Kenampakan alam di wilayah daratan merupakan bagian dari permukaan bumi yang tidak digenangi air dan berbentuk padat. Wilayah daratan di Indonesia memiliki tanah yang subur sehingga menyebabkan curah hujan yang teratur dan banyaknya gunung berapi sehingga dimanfaatkan sebagai tempat berpijak dan sumber kehidupan manusia.

Kenampakan Alam yang termasuk wilayah daratan yaitu :

Dataran Tinggi

Dataran tinggi (disebut juga plateau atau plato) adalah dataran yang luas terletak pada ketinggian 300-600 meter di atas permukaan laut. Dataran tinggi berada di daerah pegunungan atau dikelilingi oleh bukit-bukit sehingga udaranya sangat dingin dan segar.

Dataran tinggi terbentuk sebagai hasil erosi dan sedimentasi. Dataran tinggi bisa juga terjadi oleh bekas kaldera luas, yang tertimbun material dari lereng gunung sekitarnya.

Dataran tinggi banyak dimanfaatkan sebagai lahan perkebunan seperti teh, kopi, bunga, sayuran dan sebagainya serta sebagai tempat pariwisata dan tempat peristirahatan.

Dataran Tinggi Dekkan,

Dataran Tinggi Gayo,

Dataran Tinggi Dieng,

Dataran Tinggi Malang

Dataran Tinggi Alas.

Dataran Rendah

Dataran rendah merupakan wilayah dataran yang relatif datar, luas dan memiliki ketinggian kurang dari 200 meter di atas permukaan laut. Di Indonesia daerah dataran rendah merupakan daerah yang penuh dengan kedinamisan dan kegiatan penduduk yang sangat beragam.
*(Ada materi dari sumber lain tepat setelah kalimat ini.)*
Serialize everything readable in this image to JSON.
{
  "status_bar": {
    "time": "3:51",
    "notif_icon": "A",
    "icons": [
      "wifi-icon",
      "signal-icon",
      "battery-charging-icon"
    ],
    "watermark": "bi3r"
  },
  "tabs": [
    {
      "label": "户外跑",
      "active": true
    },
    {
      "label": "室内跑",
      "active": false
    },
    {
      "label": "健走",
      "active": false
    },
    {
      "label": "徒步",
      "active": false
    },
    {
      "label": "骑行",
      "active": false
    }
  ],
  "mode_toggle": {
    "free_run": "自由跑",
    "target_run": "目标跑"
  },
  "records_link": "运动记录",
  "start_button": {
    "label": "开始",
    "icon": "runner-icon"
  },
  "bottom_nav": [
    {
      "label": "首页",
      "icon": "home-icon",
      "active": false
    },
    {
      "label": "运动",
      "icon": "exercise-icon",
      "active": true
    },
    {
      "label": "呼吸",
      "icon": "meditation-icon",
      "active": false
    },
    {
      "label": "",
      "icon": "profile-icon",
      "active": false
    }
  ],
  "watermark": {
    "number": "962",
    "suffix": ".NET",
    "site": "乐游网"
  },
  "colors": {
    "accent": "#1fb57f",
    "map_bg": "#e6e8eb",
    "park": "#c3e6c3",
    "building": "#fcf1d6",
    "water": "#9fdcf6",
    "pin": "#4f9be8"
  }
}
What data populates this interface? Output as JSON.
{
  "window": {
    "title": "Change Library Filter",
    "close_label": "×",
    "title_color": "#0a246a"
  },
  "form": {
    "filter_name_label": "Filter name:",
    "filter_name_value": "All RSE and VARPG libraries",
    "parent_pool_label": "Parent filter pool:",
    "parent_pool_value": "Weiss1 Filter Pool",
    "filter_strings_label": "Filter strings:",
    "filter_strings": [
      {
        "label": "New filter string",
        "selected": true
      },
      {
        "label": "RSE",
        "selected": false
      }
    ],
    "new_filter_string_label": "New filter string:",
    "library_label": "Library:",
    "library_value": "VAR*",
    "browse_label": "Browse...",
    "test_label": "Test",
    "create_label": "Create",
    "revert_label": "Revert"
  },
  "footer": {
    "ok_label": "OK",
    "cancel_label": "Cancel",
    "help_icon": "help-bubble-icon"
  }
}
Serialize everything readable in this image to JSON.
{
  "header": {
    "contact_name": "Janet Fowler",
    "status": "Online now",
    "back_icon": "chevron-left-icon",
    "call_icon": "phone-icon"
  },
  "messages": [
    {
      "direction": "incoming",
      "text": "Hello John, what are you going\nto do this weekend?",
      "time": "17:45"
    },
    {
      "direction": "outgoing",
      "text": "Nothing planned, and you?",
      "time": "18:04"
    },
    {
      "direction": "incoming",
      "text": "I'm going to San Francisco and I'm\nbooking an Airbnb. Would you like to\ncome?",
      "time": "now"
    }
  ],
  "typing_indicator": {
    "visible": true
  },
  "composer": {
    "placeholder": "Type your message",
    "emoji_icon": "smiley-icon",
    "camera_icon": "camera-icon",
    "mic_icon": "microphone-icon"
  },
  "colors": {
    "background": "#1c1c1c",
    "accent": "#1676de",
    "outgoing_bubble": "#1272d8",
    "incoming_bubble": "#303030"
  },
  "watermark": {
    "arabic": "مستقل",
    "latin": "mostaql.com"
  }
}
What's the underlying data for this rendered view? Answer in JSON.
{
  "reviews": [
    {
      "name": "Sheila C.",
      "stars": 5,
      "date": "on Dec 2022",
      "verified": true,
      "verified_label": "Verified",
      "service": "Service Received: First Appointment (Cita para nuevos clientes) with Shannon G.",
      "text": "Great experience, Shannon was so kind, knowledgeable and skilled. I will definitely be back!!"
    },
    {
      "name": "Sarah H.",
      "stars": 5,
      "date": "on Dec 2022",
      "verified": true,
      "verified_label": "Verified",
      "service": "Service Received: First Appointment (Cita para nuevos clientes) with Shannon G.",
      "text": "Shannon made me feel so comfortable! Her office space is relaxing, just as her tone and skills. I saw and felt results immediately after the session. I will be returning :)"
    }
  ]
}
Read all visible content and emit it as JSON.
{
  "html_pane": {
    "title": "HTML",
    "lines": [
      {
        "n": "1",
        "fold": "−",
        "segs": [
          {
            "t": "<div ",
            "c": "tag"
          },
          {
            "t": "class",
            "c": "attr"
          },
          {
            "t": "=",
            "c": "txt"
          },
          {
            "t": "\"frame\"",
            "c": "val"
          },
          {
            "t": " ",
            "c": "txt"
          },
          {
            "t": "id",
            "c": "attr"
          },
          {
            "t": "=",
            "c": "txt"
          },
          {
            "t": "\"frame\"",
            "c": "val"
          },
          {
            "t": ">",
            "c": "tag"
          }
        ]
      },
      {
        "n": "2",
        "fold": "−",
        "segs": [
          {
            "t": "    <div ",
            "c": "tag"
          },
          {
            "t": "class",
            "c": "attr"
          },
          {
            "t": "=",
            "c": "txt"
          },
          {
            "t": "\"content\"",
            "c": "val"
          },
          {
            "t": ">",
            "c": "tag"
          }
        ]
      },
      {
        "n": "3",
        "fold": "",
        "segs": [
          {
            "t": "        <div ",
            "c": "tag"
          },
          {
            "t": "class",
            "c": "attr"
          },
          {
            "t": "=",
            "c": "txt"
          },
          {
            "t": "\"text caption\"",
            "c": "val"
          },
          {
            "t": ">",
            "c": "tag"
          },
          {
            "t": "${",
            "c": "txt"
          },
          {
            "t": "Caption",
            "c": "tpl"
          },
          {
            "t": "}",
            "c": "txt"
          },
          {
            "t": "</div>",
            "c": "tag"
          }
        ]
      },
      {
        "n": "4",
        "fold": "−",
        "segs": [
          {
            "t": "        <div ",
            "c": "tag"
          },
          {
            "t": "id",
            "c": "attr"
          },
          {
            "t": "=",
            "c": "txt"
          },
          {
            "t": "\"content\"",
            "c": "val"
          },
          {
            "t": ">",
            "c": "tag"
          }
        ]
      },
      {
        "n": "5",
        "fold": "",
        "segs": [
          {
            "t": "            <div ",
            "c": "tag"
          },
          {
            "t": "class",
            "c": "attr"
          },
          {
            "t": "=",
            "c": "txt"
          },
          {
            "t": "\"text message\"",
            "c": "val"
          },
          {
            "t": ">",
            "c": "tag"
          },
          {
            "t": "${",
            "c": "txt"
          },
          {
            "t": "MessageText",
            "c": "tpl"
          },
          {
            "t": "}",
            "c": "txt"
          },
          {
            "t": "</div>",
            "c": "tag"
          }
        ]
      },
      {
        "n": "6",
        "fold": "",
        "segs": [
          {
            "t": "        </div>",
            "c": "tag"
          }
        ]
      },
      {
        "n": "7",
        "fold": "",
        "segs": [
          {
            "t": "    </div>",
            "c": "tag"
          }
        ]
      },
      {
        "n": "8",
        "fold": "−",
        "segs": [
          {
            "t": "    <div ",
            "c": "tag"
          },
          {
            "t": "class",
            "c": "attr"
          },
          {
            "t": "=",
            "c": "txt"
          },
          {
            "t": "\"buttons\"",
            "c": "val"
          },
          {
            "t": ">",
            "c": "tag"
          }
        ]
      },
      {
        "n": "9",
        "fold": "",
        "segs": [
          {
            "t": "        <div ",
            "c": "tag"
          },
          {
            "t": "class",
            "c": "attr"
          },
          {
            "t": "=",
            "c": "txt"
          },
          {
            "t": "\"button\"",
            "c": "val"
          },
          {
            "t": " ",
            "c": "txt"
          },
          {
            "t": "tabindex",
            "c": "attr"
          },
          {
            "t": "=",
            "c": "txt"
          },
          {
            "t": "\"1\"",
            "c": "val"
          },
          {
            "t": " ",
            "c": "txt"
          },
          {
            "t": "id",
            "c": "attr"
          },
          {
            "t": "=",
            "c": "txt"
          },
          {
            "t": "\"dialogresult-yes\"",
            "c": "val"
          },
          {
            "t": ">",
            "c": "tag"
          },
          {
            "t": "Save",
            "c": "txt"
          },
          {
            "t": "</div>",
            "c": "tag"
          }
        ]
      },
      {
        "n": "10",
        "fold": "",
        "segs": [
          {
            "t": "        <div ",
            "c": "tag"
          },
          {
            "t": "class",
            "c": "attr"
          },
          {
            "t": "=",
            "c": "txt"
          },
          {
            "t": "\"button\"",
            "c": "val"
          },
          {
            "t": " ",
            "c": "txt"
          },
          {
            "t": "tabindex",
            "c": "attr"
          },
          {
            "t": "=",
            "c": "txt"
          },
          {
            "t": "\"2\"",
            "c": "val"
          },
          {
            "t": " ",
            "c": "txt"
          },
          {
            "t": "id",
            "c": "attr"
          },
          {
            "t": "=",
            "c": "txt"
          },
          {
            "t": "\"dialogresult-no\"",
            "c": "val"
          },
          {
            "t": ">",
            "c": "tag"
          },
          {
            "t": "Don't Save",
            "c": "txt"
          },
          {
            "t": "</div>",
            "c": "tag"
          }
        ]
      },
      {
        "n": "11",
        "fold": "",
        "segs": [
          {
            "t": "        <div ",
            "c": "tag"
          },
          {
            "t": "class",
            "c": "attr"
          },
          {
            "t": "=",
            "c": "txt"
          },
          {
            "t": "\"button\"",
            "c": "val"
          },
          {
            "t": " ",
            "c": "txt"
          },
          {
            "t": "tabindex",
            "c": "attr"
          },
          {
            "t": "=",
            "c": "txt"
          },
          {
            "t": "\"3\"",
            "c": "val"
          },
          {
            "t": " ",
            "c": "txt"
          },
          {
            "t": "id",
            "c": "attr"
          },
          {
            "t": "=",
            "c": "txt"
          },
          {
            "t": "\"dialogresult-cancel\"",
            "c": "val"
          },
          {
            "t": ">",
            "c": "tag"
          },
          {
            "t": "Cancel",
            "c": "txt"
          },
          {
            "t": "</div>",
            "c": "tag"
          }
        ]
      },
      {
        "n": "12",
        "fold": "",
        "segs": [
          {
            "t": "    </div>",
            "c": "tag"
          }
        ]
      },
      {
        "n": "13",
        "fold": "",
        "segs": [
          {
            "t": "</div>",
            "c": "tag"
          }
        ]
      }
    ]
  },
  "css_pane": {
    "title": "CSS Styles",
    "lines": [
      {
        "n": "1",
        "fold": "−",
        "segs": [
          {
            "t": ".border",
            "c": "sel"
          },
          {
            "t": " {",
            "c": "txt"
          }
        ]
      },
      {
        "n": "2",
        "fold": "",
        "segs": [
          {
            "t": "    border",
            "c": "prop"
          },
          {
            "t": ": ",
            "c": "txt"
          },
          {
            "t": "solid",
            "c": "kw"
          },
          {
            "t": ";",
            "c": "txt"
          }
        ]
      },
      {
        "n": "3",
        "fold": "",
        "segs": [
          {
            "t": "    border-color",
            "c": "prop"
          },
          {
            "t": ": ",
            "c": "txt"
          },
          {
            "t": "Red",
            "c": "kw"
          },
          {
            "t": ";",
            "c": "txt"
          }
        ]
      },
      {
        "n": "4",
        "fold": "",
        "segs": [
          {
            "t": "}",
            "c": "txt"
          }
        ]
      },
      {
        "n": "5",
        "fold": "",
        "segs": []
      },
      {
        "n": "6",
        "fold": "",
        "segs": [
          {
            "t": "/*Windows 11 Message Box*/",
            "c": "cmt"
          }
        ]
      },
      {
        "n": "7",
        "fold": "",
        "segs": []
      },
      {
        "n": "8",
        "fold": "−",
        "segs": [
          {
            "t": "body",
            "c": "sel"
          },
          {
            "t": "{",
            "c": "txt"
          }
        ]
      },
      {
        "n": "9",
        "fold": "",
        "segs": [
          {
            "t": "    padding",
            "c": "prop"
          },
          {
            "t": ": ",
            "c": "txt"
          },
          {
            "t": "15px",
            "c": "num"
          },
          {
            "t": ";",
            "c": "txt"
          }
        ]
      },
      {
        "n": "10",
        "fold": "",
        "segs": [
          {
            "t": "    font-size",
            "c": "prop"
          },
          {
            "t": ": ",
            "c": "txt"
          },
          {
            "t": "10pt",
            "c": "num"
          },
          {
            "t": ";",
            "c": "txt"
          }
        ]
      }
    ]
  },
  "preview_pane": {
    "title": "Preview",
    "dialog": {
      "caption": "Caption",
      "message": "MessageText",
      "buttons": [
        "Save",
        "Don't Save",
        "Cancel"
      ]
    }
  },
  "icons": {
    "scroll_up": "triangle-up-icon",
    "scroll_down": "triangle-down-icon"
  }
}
Daerah dataran rendah cocok dijadikan wilayah pertanian, perkebunan, peternakan, kegiatan, industri, dan sentra-sentra bisnis.

Contoh dataran rendah :

Dataran rendah Surakarta berada pada ketinggian 100 meter di atas permukaan laut. Di sebelah barat dan timur masing-masing diapit oleh gunung Merapi dan gunung Lawu. Wilayah dataran rendah ini cocok untuk bercocok tanam sayuran dan buah.

Dataran rendah Semarang terletak pada posisi 4km dari garis pantai. Wilayah ini memiliki kemiringan antara 0%-2%.

Dataran rendah Palembang memiliki luas wilayah 102,47km2. Dataran rendah ini memiliki ketinggian rata-rata 8 meter di atas permukaan laut. Suhu udara di wilayah ini berkisar antara (23,4 - 31,7)oC.

Dataran rendah di wilayah Indonesia membentang luas di sepanjang Pulau Sumatera, Sulawesi, Kalimantan, Jawa, Bali, Papua, Nusa Tenggara serta pulau-pulau kecil. Penduduk kota yang menetap di dataran rendah memanfaatkan daerahnya sebagai tempat tinggal. Dataran rendah dimanfaatkan sebagai tempat perkebunan tebu atau kelapa, lahan pertanian, industri dan pemukiman.

Gunung

Gunung merupakan bagian yang menonjol terdapat di bumi (bukit yang tinggi dan besar) dengan ketinggian lebih dari 600 meter di atas permukaan laut.

Wilayah Indonesia memiliki banyak gunung baik gunung yang berapi maupun yang tidak berapi. Gunung berapi adalah gunung yang masih aktif dan sewaktu-waktu dapat meletus sedangkan gunung tidak berapi adalah gunung yang sudah tidak aktif lagi.

Gunung dimanfaatkan sebagai pengatur iklim dan penyimpan air, dijadikan sebagai tempat wisata, material dari gunung berapi yang meletus dapat menyuburkan tanah dan pasirnya dapat digunakan sebagai bahan bangunan.

Pegunungan

Pegunungan merupakan rangkaian gunung yang saling menyambung satu sama lain, tinggi, luas dan memanjang dengan mencapai ketinggian lebih dari 700 meter di atas permukaan laut sehingga di daerah pegunungan udaranya sangat sejuk dan segar.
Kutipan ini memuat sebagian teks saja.